# the old but new question on tropheus tanks



## blobman (Apr 23, 2008)

im going to ask a question which has been asked so much times its practically annoying, but with a slight change.

is a 60 gallon tank big enough for tropheus? (duboisis OR mooris (1 speicies only))

the difference is that my tank is cylindrical, a 260Litre HIGHER THAN WIDE tank,
height 71cm width 69cm.

well ill probaly go aheaad with it but a bit of persuation might* change my mind.
so what do you guys think?

thanks
Bman :thumb:


----------



## F8LBITEva (Nov 9, 2007)

Your higher than wide setup is even worse than a rectangular 60 gallon aquarium. With Tropeus you need more floor space or footprint.


----------



## rrich741 (Apr 18, 2008)

ya hes right. if you put them in that tank they will probably fight a lot.


----------



## 24Tropheus (Jun 21, 2006)

They will do fine whilst young but upgrade as they grow.
Over populate with young 11/2-2" Troph one type about 30.
When they are about 3" (about 6 months on) sex em (remove some males to get your 1 male to 3 female ratio) and move them to a bigger tank.


----------



## blobman (Apr 23, 2008)

so ill be able to house a cople of young ones and upgrade after they start growing.
if i can do that then ill be fine, ill then prob get a 500L.

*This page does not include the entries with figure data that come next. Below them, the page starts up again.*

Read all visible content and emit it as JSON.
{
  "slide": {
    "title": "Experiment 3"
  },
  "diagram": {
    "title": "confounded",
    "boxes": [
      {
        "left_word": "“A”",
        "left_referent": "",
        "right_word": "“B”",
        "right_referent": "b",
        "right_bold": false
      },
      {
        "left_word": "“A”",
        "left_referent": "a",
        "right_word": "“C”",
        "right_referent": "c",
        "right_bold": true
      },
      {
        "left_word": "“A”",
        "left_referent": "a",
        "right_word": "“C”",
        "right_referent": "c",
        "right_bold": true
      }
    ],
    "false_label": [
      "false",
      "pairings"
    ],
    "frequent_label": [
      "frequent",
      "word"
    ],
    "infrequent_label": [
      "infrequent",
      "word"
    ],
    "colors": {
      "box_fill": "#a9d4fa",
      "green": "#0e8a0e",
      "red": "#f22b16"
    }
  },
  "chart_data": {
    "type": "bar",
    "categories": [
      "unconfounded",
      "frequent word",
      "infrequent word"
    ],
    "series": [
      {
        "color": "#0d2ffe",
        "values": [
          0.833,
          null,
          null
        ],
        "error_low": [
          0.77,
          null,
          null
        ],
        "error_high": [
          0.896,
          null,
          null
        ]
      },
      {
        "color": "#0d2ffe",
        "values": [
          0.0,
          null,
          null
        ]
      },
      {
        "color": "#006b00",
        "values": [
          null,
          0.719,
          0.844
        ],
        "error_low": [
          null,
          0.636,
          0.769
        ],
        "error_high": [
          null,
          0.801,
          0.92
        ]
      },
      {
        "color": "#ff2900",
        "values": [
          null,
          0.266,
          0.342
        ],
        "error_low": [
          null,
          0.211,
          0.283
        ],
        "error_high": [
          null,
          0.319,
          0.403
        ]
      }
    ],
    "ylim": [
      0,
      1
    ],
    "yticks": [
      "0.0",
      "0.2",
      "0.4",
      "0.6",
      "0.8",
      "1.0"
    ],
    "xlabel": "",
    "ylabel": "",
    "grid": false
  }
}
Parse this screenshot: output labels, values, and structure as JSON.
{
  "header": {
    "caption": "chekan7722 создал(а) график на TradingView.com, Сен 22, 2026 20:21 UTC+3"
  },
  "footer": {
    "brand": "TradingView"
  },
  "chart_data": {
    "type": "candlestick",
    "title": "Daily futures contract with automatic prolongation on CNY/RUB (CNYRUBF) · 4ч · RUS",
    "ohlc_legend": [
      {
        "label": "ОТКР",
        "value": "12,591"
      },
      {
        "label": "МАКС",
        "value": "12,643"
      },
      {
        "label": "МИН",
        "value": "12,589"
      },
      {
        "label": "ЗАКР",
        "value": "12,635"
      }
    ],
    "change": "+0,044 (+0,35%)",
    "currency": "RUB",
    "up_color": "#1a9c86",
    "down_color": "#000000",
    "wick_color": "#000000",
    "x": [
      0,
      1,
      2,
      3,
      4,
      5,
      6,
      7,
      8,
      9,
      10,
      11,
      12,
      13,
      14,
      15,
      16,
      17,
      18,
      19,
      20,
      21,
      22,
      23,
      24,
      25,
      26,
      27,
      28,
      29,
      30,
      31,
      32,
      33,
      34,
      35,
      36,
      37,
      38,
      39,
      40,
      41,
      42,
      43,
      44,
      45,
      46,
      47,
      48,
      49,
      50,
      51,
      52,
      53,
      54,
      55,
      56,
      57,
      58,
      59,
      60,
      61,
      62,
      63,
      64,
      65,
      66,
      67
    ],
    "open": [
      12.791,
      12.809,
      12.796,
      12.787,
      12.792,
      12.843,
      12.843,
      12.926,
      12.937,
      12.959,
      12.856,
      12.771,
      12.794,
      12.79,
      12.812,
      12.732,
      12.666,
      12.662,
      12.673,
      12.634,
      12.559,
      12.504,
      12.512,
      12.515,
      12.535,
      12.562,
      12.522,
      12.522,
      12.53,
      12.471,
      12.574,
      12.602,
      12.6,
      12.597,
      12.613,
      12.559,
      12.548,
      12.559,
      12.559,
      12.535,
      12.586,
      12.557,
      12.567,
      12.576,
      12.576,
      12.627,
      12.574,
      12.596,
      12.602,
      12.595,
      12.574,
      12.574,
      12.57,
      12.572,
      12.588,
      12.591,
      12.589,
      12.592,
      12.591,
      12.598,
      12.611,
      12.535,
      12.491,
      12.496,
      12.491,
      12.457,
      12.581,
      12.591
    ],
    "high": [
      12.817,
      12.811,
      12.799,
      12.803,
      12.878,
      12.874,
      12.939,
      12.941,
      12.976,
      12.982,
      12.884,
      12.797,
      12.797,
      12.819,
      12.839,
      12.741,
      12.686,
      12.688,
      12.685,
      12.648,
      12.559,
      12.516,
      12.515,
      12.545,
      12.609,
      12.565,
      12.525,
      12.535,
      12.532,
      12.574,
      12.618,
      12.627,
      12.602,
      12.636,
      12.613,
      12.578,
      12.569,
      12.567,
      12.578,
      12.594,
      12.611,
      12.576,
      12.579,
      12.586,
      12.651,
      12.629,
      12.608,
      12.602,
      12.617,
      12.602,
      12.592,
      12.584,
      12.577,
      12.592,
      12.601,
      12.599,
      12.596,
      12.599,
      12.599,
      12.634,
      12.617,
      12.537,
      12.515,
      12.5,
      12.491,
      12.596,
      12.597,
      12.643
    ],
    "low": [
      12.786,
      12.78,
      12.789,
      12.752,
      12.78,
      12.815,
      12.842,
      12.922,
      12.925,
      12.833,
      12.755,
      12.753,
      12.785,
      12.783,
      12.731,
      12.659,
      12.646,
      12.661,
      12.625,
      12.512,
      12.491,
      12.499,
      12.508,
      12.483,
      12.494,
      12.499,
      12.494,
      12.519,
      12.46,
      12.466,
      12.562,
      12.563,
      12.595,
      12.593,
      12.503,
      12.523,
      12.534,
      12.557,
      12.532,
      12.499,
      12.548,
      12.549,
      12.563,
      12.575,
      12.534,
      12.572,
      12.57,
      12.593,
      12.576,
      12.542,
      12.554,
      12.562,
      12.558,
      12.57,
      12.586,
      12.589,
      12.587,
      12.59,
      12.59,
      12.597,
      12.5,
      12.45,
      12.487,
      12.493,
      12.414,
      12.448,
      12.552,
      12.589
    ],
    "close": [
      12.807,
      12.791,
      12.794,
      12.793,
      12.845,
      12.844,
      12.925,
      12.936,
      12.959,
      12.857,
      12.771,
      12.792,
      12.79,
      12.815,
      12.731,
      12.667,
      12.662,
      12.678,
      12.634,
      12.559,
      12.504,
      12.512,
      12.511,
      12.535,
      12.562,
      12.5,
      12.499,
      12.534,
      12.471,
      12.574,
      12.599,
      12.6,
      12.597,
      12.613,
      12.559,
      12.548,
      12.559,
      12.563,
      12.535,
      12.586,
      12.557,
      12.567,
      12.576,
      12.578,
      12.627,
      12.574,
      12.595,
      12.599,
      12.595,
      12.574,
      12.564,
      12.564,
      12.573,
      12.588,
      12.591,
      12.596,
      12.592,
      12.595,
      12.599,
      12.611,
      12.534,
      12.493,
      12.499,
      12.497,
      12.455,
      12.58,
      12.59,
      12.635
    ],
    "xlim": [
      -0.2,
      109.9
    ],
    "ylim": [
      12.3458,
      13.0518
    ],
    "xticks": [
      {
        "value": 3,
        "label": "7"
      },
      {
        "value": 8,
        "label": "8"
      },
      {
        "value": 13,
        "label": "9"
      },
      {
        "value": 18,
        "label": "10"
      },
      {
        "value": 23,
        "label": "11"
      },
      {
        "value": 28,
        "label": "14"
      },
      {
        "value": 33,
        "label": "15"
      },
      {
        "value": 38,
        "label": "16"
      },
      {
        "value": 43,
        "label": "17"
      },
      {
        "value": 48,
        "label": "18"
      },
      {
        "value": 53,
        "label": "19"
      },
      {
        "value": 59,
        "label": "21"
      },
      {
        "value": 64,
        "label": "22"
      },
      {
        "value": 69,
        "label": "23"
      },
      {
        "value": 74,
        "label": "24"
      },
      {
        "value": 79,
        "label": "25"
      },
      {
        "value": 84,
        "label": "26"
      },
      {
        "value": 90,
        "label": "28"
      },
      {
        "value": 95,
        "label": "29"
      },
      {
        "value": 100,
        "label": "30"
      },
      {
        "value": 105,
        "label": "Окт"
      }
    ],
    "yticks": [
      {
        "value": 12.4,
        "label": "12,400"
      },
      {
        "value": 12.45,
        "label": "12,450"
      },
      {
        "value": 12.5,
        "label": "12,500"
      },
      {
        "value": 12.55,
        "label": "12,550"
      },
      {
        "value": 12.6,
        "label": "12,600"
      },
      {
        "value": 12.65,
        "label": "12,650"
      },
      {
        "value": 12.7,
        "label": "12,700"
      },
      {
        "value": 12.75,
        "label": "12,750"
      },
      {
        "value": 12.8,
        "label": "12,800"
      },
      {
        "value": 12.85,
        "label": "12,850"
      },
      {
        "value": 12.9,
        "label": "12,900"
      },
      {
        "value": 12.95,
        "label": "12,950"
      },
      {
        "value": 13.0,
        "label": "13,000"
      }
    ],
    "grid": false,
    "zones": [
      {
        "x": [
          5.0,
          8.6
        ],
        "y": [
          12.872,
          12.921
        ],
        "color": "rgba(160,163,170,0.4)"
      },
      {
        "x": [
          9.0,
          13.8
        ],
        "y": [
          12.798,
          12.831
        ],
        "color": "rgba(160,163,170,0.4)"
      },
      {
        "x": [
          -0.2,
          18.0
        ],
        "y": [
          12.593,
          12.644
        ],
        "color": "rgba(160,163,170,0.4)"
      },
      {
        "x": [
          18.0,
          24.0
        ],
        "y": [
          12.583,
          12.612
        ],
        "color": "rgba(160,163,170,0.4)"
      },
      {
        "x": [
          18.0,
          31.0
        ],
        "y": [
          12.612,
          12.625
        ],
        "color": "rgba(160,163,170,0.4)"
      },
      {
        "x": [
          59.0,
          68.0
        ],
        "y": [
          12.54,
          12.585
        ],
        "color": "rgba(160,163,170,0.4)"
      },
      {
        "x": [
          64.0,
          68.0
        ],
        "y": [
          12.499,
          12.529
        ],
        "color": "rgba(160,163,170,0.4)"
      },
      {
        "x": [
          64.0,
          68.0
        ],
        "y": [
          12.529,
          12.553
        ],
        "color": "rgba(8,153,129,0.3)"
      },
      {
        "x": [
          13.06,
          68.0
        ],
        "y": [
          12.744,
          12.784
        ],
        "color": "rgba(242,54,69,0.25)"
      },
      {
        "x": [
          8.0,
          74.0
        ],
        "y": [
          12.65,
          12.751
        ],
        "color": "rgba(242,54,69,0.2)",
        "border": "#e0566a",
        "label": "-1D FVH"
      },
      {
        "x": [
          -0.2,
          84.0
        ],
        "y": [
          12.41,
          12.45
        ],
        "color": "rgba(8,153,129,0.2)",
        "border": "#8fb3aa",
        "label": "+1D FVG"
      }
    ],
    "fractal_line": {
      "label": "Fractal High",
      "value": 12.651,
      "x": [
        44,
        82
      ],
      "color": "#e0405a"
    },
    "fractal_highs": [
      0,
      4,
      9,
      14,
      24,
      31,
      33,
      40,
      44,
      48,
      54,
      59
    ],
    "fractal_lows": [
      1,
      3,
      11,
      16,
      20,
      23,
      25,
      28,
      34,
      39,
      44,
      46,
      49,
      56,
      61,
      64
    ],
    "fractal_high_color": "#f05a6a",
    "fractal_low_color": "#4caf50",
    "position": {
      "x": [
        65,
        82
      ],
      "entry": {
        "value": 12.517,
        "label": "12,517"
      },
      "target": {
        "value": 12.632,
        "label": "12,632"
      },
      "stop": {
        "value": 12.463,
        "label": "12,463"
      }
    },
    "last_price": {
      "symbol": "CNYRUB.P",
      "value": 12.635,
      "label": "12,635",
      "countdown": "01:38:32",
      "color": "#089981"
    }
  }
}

should i be ok with 12 tropheus dubs for a while before having to upgrade, 
thanks,

Blobman


----------



## 24Tropheus (Jun 21, 2006)

Me, I would not recommend anyone try less than 16 unsexed Tropheus (even dubs) in a tank.
Not saying it can not work, just saying it did not work well for me.

Higher numbers kind of reduces the likelyhood that any one gets picked on too much.

Seems funny to some folk crowd em to reduce agression.
It does not really reduce the agression but it kind of spreads it more evenly.


----------



## DocAl (Jan 23, 2008)

Have you considered Angelfish in that tank? Not a good choice for Tropheus.


----------